At a meeting next Wednesday, May 1, you can learn how tax districts around Goldendale could stand to gain millions of dollars. For almost each district.
The meeting is about the proposed pumped storage energy project at the site of the one-time aluminum plant off Highway 14. It has attracted the attention of major players in energy and politics, and now promoters want the general public to weigh in. The meeting on May 1 is at 7 p.m. at the Goldendale Grange hall.
A big feature of the project, and the meeting, is how much money tax districts could make once the pumped storage project gets rolling.

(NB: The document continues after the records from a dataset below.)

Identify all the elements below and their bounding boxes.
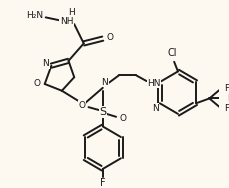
Text: S: S: [99, 107, 106, 117]
Text: F: F: [223, 84, 228, 93]
Text: HN: HN: [147, 79, 160, 87]
Text: O: O: [78, 101, 85, 110]
Text: F: F: [100, 178, 105, 188]
Text: O: O: [106, 33, 113, 42]
Text: NH: NH: [60, 17, 73, 26]
Text: N: N: [151, 104, 158, 113]
Text: O: O: [119, 114, 126, 123]
Text: N: N: [101, 77, 108, 86]
Text: H: H: [68, 8, 74, 17]
Text: N: N: [42, 59, 49, 68]
Text: O: O: [33, 79, 41, 87]
Text: H₂N: H₂N: [26, 11, 43, 20]
Text: F: F: [226, 94, 229, 103]
Text: Cl: Cl: [167, 48, 176, 58]
Text: F: F: [223, 104, 228, 113]
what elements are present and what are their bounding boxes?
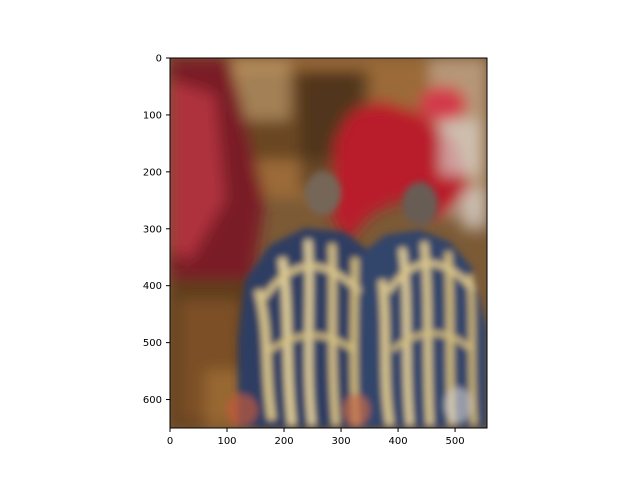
- y-tick-label: 100: [143, 110, 162, 121]
- x-axis: 0 100 200 300 400 500: [167, 428, 465, 447]
- x-tick-label: 0: [167, 436, 173, 447]
- y-tick-label: 300: [143, 224, 162, 235]
- y-tick-label: 500: [143, 338, 162, 349]
- x-tick-label: 100: [217, 436, 236, 447]
- x-tick-label: 200: [274, 436, 293, 447]
- image-content: [170, 58, 487, 428]
- x-tick-label: 300: [331, 436, 350, 447]
- y-tick-label: 0: [156, 54, 162, 65]
- y-tick-label: 600: [143, 395, 162, 406]
- x-tick-label: 400: [389, 436, 408, 447]
- y-tick-label: 200: [143, 167, 162, 178]
- x-tick-label: 500: [446, 436, 465, 447]
- y-axis: 0 100 200 300 400 500 600: [143, 54, 170, 406]
- axes-frame: [169, 57, 488, 429]
- y-tick-label: 400: [143, 281, 162, 292]
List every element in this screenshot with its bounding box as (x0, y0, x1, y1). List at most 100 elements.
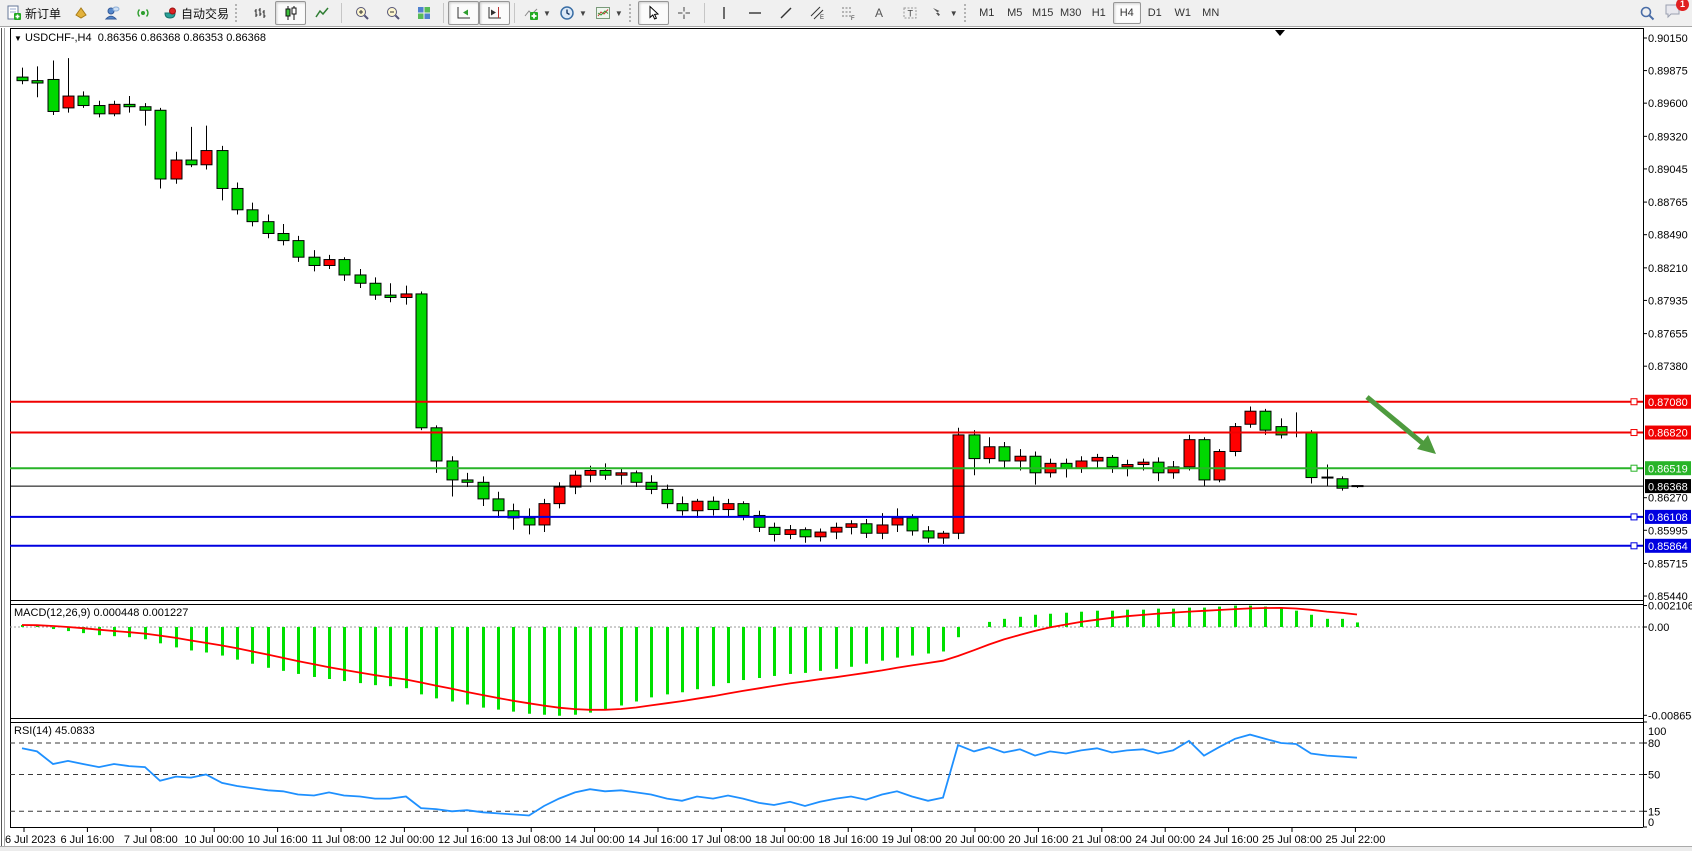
line-chart-icon (314, 7, 329, 18)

According to figures from the Klickitat County Assessor as of April 18 this year, here's what the tax revenue figures show as potential revenues:
• County general: $2,601,249
• County road: $3,221,685
• Goldendale School District: $3,000,000
• EMS: $1,000,000
• Klickitat County Hospital: $1,230,566
• Fire 7: $1,692,540
• Library: $727,160
• Rec District 1: $540,000
That's a total of $14,013,201. The revenue would be a result of a $2 billion project that would take between three and five years of construction and create some 3,000 construction jobs, generating $366 million in wages.
"It'd be like the wind construction boom all over again," says Goldendale Chamber of Commerce Executive Director Dana Peck, who is principally involved in helping the project happen.
The pumped storage project is a renewable energy plan to generate power on demand by using two reservoirs, one at the site of the old aluminum plant and one on the plateau high above it. Water could be pumped up the high reservoir then released back down to the lower one, generating power as it moves through turbines on the way down.